Sarà per questo che la vegetazione è così rigogliosa e l’aria così carica di umidità. A volte ci si dimentica di vivere in su un’ isola, sembra più di vivere in una foresta tropicale senza uscita.
A Singapore c’è sempre gente di passaggio con valige che stanno per essere fatte o disfatte.
Singapore è simile al bellissimo fiore di una pianta carnivora, alla quale è sempre meglio non avvicinarsi troppo.
Singapore è per anime erranti, senza nazionalità.
C’è gente che proviene da ogni angolo del mondo che lavora nell’albergo che dirigo. Un guazzabuglio, di diletti, cadenze, tradizioni, colori. Ogni anno mi dico che è l’ultimo poi sempre li al mio posto a controllare allo specchio se sono in ordine.
Il mio albergo non è tra i migliori ma è dignitoso. Ammetto ce ne sono di meglio e se io fossi un turista in vacanza non lo sceglierei ma infondo lo amo e un giorno mi mancherà.
La pioggia cadeva lenta e io cercavo un angolo tranquillo per riposarmi un po’.

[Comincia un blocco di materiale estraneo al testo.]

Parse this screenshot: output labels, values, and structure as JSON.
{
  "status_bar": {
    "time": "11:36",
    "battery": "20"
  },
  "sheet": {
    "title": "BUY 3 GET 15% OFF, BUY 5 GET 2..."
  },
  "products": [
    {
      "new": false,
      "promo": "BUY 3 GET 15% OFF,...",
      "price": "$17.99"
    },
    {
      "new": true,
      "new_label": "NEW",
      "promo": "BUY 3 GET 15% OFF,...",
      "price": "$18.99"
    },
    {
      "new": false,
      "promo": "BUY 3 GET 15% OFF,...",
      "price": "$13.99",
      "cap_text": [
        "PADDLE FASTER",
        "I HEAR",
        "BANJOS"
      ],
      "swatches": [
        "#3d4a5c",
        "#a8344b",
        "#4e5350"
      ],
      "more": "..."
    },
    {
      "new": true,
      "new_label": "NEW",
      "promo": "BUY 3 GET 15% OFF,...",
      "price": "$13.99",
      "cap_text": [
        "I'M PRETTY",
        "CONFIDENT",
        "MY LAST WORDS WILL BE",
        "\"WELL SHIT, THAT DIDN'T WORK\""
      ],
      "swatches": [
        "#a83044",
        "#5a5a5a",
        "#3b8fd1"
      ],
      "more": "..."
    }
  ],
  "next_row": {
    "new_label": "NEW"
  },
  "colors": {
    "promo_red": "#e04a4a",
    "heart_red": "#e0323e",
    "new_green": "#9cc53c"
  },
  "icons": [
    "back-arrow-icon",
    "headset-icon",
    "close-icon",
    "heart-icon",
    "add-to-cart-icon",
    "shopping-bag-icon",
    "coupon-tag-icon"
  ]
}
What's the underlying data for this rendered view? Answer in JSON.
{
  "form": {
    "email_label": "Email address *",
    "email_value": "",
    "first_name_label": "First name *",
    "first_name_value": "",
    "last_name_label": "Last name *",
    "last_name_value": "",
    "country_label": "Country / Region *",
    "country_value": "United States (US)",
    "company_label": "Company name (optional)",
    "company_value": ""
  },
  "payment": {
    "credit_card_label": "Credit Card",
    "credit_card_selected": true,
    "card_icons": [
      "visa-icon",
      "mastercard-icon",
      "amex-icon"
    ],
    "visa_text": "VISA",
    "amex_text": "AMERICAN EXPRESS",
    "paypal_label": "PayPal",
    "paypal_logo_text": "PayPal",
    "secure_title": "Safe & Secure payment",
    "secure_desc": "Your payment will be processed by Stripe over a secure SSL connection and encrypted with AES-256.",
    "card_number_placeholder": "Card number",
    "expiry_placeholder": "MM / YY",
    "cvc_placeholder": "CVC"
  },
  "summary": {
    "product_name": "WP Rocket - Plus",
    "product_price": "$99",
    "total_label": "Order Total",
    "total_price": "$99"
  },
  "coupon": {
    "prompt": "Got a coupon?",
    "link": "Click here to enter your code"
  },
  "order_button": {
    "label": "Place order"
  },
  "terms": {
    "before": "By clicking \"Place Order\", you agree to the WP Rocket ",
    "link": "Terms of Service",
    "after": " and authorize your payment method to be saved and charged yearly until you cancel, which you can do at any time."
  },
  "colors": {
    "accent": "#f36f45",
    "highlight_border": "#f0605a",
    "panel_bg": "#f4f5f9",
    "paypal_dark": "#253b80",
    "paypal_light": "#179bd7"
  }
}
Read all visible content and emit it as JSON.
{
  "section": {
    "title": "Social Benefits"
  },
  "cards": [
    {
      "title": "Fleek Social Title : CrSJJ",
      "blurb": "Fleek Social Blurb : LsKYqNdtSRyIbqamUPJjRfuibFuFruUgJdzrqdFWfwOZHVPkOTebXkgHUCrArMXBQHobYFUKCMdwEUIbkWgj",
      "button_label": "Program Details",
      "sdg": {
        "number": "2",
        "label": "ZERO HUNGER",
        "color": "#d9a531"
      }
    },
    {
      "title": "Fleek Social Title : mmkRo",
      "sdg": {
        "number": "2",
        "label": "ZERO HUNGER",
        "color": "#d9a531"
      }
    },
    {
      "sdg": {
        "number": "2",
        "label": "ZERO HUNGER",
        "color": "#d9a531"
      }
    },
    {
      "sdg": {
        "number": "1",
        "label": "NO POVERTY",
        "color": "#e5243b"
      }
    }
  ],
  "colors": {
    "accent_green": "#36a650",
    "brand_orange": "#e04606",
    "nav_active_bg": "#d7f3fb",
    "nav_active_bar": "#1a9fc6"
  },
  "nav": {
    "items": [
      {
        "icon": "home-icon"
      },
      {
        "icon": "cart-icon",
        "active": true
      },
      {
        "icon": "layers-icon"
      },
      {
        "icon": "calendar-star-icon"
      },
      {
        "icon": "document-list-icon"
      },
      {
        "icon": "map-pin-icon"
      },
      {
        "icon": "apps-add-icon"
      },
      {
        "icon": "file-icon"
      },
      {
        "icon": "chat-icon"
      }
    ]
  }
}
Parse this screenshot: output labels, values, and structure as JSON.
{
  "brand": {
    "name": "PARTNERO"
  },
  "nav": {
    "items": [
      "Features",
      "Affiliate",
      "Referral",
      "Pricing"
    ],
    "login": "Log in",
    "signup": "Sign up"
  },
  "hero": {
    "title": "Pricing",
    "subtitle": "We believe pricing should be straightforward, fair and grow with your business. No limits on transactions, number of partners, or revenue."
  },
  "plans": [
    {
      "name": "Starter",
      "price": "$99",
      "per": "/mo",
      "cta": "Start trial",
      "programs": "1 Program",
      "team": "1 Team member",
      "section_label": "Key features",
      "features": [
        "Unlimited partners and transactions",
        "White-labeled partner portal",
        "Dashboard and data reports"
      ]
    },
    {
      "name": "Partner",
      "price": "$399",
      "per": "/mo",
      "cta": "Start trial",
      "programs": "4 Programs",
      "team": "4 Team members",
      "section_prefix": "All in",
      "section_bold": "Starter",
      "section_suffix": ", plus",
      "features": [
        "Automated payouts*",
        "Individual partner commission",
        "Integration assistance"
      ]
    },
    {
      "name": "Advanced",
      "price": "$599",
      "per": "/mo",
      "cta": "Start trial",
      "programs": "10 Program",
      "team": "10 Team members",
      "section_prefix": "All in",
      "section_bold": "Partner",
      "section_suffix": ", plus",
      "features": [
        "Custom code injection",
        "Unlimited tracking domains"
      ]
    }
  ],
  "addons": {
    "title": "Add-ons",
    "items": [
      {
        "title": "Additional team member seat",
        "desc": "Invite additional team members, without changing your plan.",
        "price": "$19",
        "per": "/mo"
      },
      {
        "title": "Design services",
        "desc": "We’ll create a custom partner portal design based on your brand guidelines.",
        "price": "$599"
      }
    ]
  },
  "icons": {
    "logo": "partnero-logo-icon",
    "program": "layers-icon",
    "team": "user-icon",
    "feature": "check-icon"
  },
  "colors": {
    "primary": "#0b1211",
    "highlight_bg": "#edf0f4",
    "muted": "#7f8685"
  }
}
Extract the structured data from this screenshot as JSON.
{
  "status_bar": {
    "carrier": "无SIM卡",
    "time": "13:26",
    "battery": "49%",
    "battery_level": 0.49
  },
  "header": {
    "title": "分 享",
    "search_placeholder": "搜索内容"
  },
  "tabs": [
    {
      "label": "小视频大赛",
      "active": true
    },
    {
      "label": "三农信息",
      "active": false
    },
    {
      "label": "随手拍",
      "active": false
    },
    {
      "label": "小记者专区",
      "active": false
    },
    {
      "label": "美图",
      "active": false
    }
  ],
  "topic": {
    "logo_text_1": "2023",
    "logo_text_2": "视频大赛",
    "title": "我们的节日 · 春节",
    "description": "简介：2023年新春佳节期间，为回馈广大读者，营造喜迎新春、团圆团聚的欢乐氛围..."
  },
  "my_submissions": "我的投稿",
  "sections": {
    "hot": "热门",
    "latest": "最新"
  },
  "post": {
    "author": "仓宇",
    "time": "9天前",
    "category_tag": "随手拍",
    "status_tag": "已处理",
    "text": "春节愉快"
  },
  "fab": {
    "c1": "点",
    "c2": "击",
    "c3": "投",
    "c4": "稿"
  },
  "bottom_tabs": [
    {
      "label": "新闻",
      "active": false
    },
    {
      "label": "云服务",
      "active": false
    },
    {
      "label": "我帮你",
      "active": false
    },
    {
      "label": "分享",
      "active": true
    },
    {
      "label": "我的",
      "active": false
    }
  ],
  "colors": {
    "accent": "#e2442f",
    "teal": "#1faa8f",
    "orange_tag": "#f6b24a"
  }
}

Nuovi ospiti arrivavano e nuovi ospiti partivano.
Sembrava una serata tranquilla. I baristi scherzavano tra di loro e questo non succedeva mai quando c’era folla. L’albergo non era un granchè ma i nostri barman erano i migliori dell’isola e molti si infiltravano da noi anche senza essere ospiti. Io lasciavo fare, lasciavo sempre fare quando mi costava troppa fatica intervenire.
E poi perché? Era un segno che le cose andavano bene.
Mi sedetti e tamburellai le dita, non ero nervoso ne avevo niente da fare oltre a far passare il tempo. Alle mie spalle al piano c’era qualcuno che suonava.
“Cosa le preparo?” mi chiese uno dei barman. Non mi ricordavo il suo nome. Era uno dei nuovi. L’aveva assunto il mio vice, e anche in queste cose non mi intromettevo spesso. Molti non duravano che una stagione e poi finivano negli alberghi più ricercati.
Avrei tanto voluto una birra.
“Un Singapore”.
Vidi in azione lo shaker e continuai a tamburellare tenendo il tempo della musica in sottofondo. Il barman versò in un bicchiere pieno di ghiaccio e aggiunse la soda. Gli feci cenno di non decorarlo.
“Conosci il barman Ngiam Tong Boon?” chiesi e il ragazzo scosse la testa. E già come poteva conoscerlo il vecchio Boon. Faceva furore nel 1910.
Sorrisi e sorseggiai il mio “Singapore” come se fosse stato il primo della mia vita.